In the budding field of ecopsychology, psychologists are looking at this phenomenon in more detail. A recent New York Times Magazine article examined this new area of ecopsychology as an attempt to examine the interaction between the human psyche and the ecosystem. The idea is that nature can optimize the human mind according to a recent article from Peter Kahn in the Journal of Environmental Psychology. His study reported that humans who were mildly stressed recovered from stress more quickly when exposed to nature than those who were exposed to natural scenes on a plasma TV. Real, authentic nature seems to have an important effect on our sense of well being.

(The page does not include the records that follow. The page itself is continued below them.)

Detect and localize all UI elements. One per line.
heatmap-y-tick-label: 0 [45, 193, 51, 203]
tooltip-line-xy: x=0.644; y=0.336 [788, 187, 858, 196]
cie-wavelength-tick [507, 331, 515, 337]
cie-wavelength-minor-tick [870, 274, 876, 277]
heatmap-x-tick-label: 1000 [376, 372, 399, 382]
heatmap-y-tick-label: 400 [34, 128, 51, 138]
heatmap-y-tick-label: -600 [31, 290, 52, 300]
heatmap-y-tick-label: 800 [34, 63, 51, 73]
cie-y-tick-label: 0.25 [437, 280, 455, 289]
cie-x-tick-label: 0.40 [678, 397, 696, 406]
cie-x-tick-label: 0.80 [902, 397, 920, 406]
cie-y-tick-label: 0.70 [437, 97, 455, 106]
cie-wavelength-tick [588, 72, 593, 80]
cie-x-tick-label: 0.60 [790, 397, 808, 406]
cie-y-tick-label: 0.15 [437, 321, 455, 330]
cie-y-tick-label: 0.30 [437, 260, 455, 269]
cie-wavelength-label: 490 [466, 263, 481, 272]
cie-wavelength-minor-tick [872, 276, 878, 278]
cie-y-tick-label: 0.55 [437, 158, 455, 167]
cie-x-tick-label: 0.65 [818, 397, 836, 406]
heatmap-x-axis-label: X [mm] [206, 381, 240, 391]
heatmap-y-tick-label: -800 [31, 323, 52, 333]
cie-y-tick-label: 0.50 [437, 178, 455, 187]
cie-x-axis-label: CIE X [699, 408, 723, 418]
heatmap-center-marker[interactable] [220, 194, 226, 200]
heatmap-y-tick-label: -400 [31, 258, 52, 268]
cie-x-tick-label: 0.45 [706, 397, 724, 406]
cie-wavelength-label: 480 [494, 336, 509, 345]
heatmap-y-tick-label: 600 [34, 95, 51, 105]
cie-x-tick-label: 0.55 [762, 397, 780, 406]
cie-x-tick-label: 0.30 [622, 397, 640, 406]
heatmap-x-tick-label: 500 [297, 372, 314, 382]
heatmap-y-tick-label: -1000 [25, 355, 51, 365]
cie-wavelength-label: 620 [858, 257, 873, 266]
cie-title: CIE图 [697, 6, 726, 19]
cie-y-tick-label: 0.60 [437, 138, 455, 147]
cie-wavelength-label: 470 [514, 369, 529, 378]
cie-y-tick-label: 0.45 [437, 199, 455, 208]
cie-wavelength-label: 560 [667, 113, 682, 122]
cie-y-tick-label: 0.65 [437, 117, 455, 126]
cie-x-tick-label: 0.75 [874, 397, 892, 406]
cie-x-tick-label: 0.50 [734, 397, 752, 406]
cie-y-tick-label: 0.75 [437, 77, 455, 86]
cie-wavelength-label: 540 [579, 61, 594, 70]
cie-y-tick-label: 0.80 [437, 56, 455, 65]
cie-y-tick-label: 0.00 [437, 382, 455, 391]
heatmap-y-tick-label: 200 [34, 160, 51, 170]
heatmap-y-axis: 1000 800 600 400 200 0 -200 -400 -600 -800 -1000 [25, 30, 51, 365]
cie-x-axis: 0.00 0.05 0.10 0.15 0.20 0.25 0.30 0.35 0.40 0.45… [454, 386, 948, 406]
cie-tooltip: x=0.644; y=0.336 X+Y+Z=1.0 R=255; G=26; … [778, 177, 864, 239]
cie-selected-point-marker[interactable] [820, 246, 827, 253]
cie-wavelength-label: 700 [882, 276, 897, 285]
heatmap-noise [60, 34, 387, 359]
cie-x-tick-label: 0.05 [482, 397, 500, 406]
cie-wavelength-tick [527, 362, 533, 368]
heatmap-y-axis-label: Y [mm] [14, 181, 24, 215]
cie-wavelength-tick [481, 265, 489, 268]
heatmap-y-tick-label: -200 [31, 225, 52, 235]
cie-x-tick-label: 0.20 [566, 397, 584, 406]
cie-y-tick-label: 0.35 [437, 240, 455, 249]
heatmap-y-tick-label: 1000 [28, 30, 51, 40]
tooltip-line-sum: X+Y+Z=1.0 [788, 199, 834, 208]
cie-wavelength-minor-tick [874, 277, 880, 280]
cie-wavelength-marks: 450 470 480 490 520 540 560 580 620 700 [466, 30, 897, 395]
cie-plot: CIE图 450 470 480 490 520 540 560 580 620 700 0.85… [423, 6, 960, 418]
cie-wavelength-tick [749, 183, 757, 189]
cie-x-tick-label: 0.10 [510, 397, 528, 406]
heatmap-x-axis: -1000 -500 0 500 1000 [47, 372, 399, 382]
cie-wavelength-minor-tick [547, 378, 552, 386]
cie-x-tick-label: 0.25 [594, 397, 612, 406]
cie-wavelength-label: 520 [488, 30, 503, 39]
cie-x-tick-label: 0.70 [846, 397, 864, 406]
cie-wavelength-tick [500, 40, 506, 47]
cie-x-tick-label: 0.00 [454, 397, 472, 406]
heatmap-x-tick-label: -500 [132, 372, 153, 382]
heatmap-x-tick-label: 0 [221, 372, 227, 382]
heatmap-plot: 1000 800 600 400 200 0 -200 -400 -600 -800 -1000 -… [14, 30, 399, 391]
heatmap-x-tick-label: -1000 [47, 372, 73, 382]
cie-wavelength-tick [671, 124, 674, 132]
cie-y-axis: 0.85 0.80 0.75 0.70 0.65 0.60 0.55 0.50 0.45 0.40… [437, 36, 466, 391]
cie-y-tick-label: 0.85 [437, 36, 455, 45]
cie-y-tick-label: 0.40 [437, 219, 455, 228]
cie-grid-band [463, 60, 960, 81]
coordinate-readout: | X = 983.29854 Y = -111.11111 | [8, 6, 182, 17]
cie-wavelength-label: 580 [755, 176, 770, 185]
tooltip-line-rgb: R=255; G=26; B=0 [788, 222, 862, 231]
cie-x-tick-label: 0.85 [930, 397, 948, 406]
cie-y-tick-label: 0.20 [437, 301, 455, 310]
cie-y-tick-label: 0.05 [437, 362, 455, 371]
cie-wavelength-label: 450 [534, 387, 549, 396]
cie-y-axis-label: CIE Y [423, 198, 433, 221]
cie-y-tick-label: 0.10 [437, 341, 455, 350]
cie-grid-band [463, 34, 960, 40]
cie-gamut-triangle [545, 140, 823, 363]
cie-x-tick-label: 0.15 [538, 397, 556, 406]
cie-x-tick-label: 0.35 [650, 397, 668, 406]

The alternate condition might be termed “placelessness,” a location that is devoid of any unique feature, culture or character. More and more of our urban landscapes are sanitized, homogenized locations where “sameness” is all too common. Take a walk through any big mall or community of tract homes and you might be hard put to distinguish that place from thousands of others in this country. On top of this placelessness, many locations where we live now suffer deteriorating environmental quality, leading to an even more serious phenomenon termed “solastalgia” by Dr. Glenn Albrecht, professor of sustainability at Murdoch University in Perth, Australia. He defined solastalgia as “the pain experienced when there is recognition that the place where one resides and that one loves is under immediate assault…a form of homesickness one gets when one is still at home.”
Ecopsychologists are observing this condition of solastalgia in such diverse cases as communities exposed to large mining operations to native populations that have experienced changing uses of their lands. So far, those instances have been localized, but the looming possibilities of climate change or large scale pollution may expose whole sections of the planet to solastalgia, in effect destroying our sense of place.
One of the first things we have to do is to help every person experience a proper sense of place, to form a relationship with a healthy environment. If people know and understand how important it is to maintain those unique features in our landscape (built, natural, cultural), perhaps we’ll fight actions that lead to placelessness and environmental degradation. That’s where interpreters come in, helping to connect people to the most important things in the world around them. If the ecopsychologists are correct, our sense of place is directly related to our sense of well being—our health, both physical and mental—depends upon a healthy environment. If we do this well, perhaps we can increase another phenomenon, “soliphilia: the love of and responsibility for a place, bioregion, planet and the unity of interrelated interests within it.”
If you’d like to learn more, follow this link to the article from the NY Times Magazine: http://www.nytimes.com/2010/01/31/magazine/31ecopsych-t.html .









One Response
February 9th, 2010 at 11:13 am
It’s nice to have other fields of study verifying what interpreters have believed to be true about the value of connecting with nature. So many aspects of the human and nature connection are dismissed as somehow unproven and yet time and time again it’s found that the “proof” is only our lack of ability to measure what we can’t see, as if measurement is the only way to “prove” something. Thanks for the article – as interpreters we collectively do important work!